Come si dovrà necessariamente riparlare, alla luce della recente sentenza del tribunale di Palermo sull’illegittimità della nomina a capo dipartimento di un dirigente di “terza fascia”, di riforma della pubblica amministrazione. Nell’accordo di finanza di cui sopra, si accennava a un intervento legislativo corposo per “eliminare le distinzioni tra la prima e la seconda fascia dei dirigenti di ruolo, superare la terza fascia dirigenziale avente natura transitoria con l’inquadramento nell’istituenda unica fascia dirigenziale, agli esiti di una procedura selettiva per titoli ed esami (…) con espresso divieto a regime di inquadramenti automatici o per mezzo di concorsi riservati per l’accesso alla dirigenza”. Nessuno, però, ha avuto il coraggio di proporre all’aula una legge all’altezza.
Si è chiacchierato a lungo anche di riforma del turismo, che la candidata del centrosinistra, Caterina Chinnici, aveva agganciato all’opportunità di accorpare i due assessorati competenti: Turismo e Beni culturali. Mentre l’ultima tentazione, che Musumeci ha soltanto sfiorato, è la riforma delle ex province, che superi la Legge Delrio e lo scoglio della Corte Costituzionale, e che consenta ai cittadini di esprimersi per ridare rappresentanza (e ossigeno) agli enti d’area vasta. Una proposta fatta propria da Totò Cuffaro, segretario regionale della Dc: “Adesso, d’intesa con il presidente della Regione Renato Schifani, lavoreremo ad una legge regionale che ripristini l’elezione di primo grado dei presidenti delle province e dei consiglieri, così come avveniva prima. Tornare a rinnovare questi organi vuol dire ridare dignità alle istituzioni e responsabilizzare una nuova classe dirigente, vicina ai territori, che sappia rilanciare l’azione amministrativa e di sviluppo”.

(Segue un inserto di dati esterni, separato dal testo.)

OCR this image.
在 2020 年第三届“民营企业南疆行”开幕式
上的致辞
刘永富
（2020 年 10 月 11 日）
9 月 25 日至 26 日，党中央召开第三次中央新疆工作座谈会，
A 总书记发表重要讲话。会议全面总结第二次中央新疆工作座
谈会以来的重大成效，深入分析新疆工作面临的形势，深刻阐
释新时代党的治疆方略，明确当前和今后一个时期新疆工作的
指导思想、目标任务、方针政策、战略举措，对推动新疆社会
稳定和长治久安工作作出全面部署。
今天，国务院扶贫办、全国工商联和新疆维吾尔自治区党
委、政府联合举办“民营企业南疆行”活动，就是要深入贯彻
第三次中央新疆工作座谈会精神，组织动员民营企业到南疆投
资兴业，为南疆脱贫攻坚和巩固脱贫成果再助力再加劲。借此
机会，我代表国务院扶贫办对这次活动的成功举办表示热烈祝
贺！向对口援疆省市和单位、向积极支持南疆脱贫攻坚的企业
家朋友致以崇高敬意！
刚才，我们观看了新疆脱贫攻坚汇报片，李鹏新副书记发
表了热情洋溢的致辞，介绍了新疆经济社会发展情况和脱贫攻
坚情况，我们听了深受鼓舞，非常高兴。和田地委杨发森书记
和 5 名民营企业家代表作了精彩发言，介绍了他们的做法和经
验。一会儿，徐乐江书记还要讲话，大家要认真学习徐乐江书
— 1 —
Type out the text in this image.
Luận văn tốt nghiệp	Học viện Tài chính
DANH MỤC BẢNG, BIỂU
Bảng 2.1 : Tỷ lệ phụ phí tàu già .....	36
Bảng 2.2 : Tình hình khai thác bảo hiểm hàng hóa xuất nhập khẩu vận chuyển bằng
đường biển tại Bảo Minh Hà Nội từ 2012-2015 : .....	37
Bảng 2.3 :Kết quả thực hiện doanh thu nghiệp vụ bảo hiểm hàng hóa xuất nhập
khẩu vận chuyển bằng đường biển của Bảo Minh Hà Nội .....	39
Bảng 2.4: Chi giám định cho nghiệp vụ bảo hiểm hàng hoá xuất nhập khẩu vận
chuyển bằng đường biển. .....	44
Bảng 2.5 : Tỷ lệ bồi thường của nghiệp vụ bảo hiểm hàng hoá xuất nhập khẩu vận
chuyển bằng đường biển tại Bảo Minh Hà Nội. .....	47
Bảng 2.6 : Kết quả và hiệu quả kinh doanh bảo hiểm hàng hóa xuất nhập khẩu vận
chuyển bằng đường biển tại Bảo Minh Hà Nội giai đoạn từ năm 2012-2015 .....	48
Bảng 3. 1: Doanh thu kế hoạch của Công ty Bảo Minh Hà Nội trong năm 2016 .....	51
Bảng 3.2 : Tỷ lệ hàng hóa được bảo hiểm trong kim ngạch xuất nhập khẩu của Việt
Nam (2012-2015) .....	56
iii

Per realizzare tutto questo ci vorrà tempo, ma anche la volontà politica. Entro quest’anno l’Ars riuscirà ad approvare a malapena la nuova proposta di esercizio provvisorio per consentire la spesa in dodicesimi nei primi mesi del ‘23. Terminato quell’iter bisognerà imbastire una legge di Bilancio e di Stabilità, sperando di riuscire ad approvarla entro il prossimo febbraio (ma non è escluso che la pratica si protragga ad aprile, come nel 2022). Chiudere troppo in là, significherebbe intrecciare il calendario con l’incombenza delle vacanze estive e con una serie di leggine che, da prerogative parlamentari, non possono mancare. Ecco che le riforme potrebbero slittare a dopo l’estate, specie se il lavoro nelle commissioni di merito non dovesse procedere spedito. Schifani potrebbe agevolarlo, evitando agli assessori un frenetico rimpallo fra i palazzi: ma questo sarebbe incompatibile con la sua giunta di “soli eletti”. Nessuno ha voglia di destabilizzare alcunché: ma la nebbia è sempre più fitta.